Co jeszcze kilka dni temu wydawało się mało prawdopodobne, dziś jest jak najbardziej realnie. Mowa tu oczywiście o szansach Zastalu Zielona Góra na zakończenie rundy zasadniczej na pozycji lidera. Wszystko zmieniło się, kiedy zakończony został mecz 29. kolejki pomiędzy MKS-em Dąbrowa Górniczą, a Sokołem Łańcut. W tej potyczce łańcucianie wygrali 85:75, co sprawiło, że dąbrowianie spadli na trzecią pozycję w tabeli, a zielonogórzanie dostali szansę na objęcie pierwszego miejsca. Aby tak się stało podopieczni Tomasza Herkta muszą wygrać tylko sobotnie spotkanie z Sudetami Jelenia Góra.
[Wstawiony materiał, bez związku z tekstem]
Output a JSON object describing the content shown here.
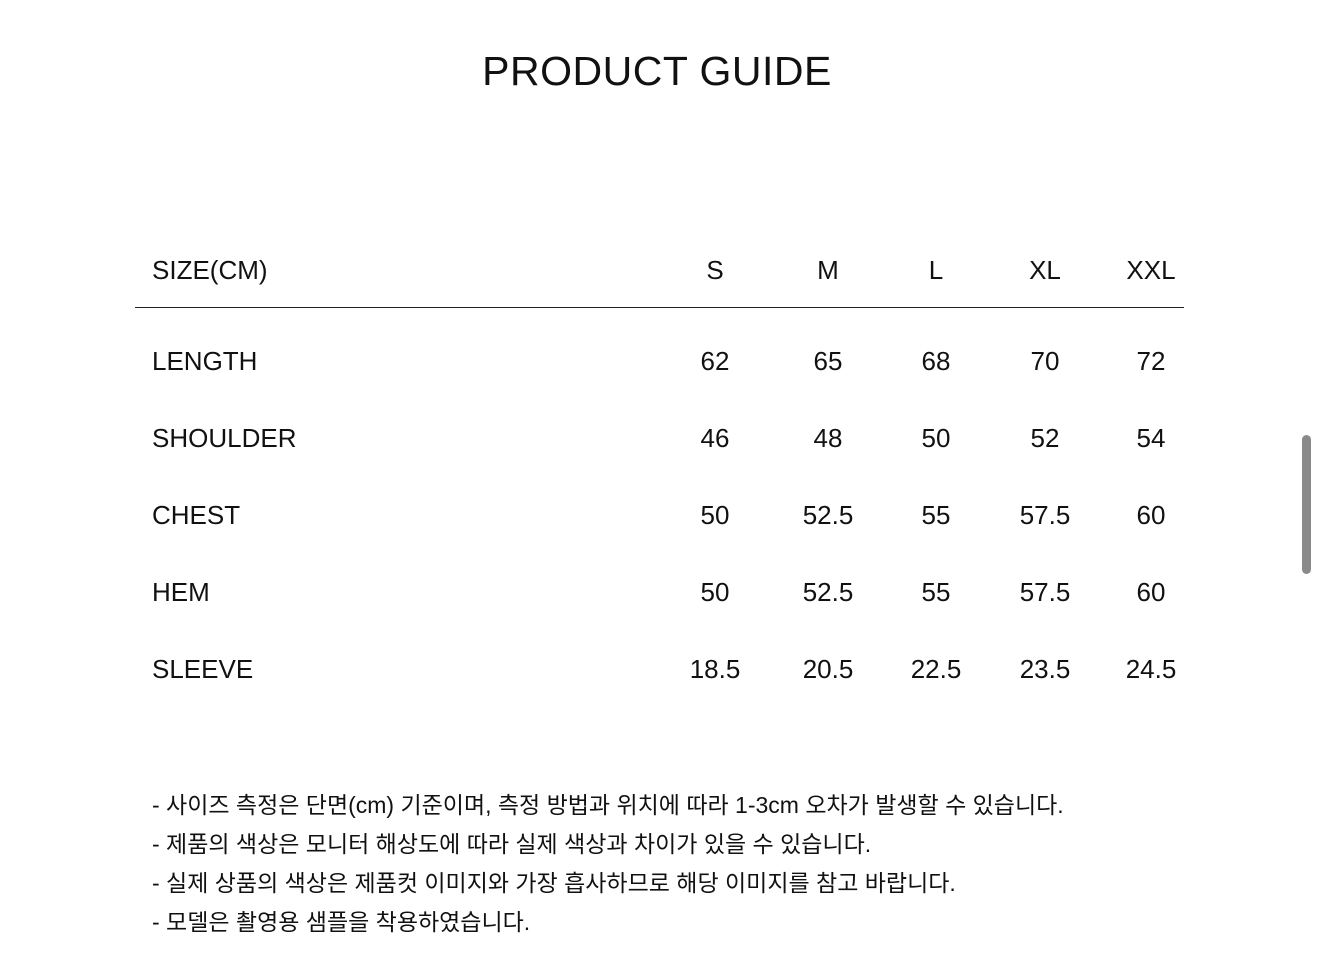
{
  "title": "PRODUCT GUIDE",
  "table": {
    "header": {
      "label": "SIZE(CM)",
      "sizes": [
        "S",
        "M",
        "L",
        "XL",
        "XXL"
      ]
    },
    "rows": [
      {
        "label": "LENGTH",
        "values": [
          "62",
          "65",
          "68",
          "70",
          "72"
        ]
      },
      {
        "label": "SHOULDER",
        "values": [
          "46",
          "48",
          "50",
          "52",
          "54"
        ]
      },
      {
        "label": "CHEST",
        "values": [
          "50",
          "52.5",
          "55",
          "57.5",
          "60"
        ]
      },
      {
        "label": "HEM",
        "values": [
          "50",
          "52.5",
          "55",
          "57.5",
          "60"
        ]
      },
      {
        "label": "SLEEVE",
        "values": [
          "18.5",
          "20.5",
          "22.5",
          "23.5",
          "24.5"
        ]
      }
    ]
  },
  "notes": [
    "- 사이즈 측정은 단면(cm) 기준이며, 측정 방법과 위치에 따라 1-3cm 오차가 발생할 수 있습니다.",
    "- 제품의 색상은 모니터 해상도에 따라 실제 색상과 차이가 있을 수 있습니다.",
    "- 실제 상품의 색상은 제품컷 이미지와 가장 흡사하므로 해당 이미지를 참고 바랍니다.",
    "- 모델은 촬영용 샘플을 착용하였습니다."
  ]
}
Jeleniogórska ekipa z kolei ma inne priorytety od drużyny Zastalu. Team Sudetów obecnie zajmuje piętnastą lokatę w ligowej "drabince", i nie pozostaje mu nic innego, jak walka o zachowanie pierwszoligowego bytu. Klub z Dolnego Śląska ma problemy finansowe, i z tego też powodu w trakcie sezonu z drużyny odeszli najbardziej wartościowi zawodnicy. Jednym z tych graczy jest Tomasz Wojdyła, który przeszedł do zielonogórskiego Zastalu i w sobotę będzie rywalizował przeciwko swoim byłym kolegom z zespołu. Kto wie, a może gdyby ekipę z Jeleniej Góry nie dopadły kłopoty, to zagrałaby ona w rundzie play-off.
Spotkanie rozpocznie się w sobotę 20 marca o godzinie 17.00 w hali Uniwersytetu Zielonogórskiego przy ul. prof. Szafrana.